The FDA's authorization involves a test dubbed the ZIKV Detect 2.0 IgM Capture ELISA, made by InBios, a Seattle-based developer of diagnostic kits for viruses including West Nile and dengue. The company has "a niche in tropical, or neglected diseases," said a spokesperson.

Zika was the first mosquito-born virus viewed as capable of causing severe birth defects on a large scale, with microcephaly — a condition in which infants are born with abnormally small heads and underdeveloped brains — one of its more horrid outcomes. There have also been increased reports of Guillain-Barre syndrome, an illness of the nervous system, in areas affected by Zika.

Zika: Children of the outbreak

First identified more than 50 years ago, Zika "continues to be a problem in many parts of the world," according to the Centers for Disease Control and Prevention, which noted there is no vaccine to prevent infection or medicine to treat it.

The CDC in 2016 warned women who were pregnant or might become so to avoid traveling to almost 100 countries or regions due to the mosquito-borne virus. The CDC downgraded that warning in February, and the World Health Organization was expected to follow suit, after designating Zika as a global health emergency only three years ago.

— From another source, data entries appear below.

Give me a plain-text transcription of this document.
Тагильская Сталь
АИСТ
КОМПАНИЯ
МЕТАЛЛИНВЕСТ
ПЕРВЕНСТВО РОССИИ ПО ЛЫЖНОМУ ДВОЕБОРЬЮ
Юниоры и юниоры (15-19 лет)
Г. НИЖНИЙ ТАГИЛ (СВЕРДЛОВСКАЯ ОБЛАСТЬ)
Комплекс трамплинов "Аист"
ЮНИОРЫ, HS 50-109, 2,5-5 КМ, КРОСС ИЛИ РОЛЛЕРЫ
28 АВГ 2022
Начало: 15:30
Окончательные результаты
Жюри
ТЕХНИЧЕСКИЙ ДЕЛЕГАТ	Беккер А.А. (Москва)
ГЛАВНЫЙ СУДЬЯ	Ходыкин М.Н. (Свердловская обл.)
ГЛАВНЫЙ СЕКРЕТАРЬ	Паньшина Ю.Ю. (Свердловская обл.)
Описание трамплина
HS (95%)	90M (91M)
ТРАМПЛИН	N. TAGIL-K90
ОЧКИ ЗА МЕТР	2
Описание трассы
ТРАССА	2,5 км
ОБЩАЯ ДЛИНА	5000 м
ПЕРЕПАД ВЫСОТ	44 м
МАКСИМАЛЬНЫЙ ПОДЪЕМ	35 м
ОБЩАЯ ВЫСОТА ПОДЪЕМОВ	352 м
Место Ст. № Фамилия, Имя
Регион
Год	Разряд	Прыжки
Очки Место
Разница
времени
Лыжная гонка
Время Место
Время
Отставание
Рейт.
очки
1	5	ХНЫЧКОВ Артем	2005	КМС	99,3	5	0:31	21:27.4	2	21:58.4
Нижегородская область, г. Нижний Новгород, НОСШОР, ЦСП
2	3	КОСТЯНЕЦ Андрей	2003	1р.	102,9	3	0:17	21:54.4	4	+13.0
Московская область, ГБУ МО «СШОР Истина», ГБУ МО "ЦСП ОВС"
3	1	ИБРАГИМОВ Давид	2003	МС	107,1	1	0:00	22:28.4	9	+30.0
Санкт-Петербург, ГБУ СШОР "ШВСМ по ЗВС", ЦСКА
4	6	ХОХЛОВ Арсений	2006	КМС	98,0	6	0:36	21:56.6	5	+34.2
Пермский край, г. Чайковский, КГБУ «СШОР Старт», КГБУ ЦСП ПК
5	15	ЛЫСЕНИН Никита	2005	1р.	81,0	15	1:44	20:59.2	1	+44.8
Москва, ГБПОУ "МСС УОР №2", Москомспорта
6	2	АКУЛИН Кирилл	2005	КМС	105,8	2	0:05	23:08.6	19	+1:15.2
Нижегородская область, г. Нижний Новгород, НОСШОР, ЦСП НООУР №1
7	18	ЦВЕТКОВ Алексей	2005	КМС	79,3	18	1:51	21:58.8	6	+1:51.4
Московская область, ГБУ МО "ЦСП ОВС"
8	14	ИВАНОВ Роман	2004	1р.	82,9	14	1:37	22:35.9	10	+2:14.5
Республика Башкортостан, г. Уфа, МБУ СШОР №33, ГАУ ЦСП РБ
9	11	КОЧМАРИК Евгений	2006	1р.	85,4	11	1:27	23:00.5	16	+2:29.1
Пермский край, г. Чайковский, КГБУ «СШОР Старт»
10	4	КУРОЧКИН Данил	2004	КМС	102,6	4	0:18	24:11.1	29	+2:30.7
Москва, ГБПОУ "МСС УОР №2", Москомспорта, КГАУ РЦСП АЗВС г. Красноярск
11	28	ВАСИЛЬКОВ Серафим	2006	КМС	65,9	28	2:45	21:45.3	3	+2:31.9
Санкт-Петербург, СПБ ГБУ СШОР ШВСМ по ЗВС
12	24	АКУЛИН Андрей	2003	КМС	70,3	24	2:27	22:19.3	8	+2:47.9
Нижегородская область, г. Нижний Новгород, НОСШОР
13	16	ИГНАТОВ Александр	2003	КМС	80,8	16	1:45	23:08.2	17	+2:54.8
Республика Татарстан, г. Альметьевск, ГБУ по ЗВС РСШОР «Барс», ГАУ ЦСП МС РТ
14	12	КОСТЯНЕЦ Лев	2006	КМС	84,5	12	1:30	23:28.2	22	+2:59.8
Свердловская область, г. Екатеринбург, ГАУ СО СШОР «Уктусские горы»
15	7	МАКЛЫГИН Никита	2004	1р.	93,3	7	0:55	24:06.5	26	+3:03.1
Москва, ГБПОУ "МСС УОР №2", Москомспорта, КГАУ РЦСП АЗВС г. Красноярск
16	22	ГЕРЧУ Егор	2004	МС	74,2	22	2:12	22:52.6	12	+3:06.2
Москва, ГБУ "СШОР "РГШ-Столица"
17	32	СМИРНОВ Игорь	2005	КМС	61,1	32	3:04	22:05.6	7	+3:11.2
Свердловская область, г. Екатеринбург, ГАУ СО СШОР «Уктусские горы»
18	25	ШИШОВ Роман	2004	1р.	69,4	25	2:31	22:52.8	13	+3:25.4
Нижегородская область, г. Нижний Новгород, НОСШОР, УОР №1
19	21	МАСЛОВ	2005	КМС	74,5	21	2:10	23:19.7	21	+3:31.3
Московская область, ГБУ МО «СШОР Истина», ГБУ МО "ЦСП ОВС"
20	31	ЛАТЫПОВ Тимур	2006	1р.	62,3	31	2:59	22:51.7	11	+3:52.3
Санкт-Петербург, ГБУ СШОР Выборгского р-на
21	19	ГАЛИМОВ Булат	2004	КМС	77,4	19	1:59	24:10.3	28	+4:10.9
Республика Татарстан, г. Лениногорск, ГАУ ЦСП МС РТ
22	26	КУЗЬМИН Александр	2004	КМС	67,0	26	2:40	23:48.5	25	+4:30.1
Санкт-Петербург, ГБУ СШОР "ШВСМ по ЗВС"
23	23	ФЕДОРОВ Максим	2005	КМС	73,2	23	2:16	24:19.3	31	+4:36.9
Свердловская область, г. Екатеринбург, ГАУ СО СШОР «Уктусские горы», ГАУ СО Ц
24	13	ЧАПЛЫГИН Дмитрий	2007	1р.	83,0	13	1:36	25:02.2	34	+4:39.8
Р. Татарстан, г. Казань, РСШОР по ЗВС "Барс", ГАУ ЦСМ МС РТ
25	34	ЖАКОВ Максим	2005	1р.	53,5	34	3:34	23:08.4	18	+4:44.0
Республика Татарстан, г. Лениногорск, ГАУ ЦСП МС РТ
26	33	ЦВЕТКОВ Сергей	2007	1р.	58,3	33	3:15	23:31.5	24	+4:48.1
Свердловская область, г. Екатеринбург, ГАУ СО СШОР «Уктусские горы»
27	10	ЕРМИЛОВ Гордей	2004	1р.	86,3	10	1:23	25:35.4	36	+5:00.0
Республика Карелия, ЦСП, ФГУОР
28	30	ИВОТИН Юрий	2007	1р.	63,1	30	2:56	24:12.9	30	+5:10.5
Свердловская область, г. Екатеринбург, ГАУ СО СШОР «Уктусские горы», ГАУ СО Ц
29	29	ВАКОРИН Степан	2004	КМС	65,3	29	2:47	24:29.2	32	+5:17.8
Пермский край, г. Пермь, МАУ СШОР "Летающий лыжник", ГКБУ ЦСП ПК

The FDA previously authorized tests for detecting Zika virus antibodies only for emergency use.

The agency's "marketing authorization is a great demonstration of the FDA's work to protect the public health in emergency response situations," FDA Acting Commissioner Ned Sharpless, said in a statement last week. "We ensured there were tests made available quickly under (Emergency Use Authorization,) but we continued to work with diagnostic manufacturers to take the next step of ensuring products were FDA reviewed for safety and effectiveness and authorized under our traditional premarket authorities."

The overwhelming majority of the more than 5,600 U.S. cases of Zika tallied in 2016 and 2017 by the CDC involved travelers to affected areas, with 339 cases attributed to mosquito-born infections in Florida and Texas.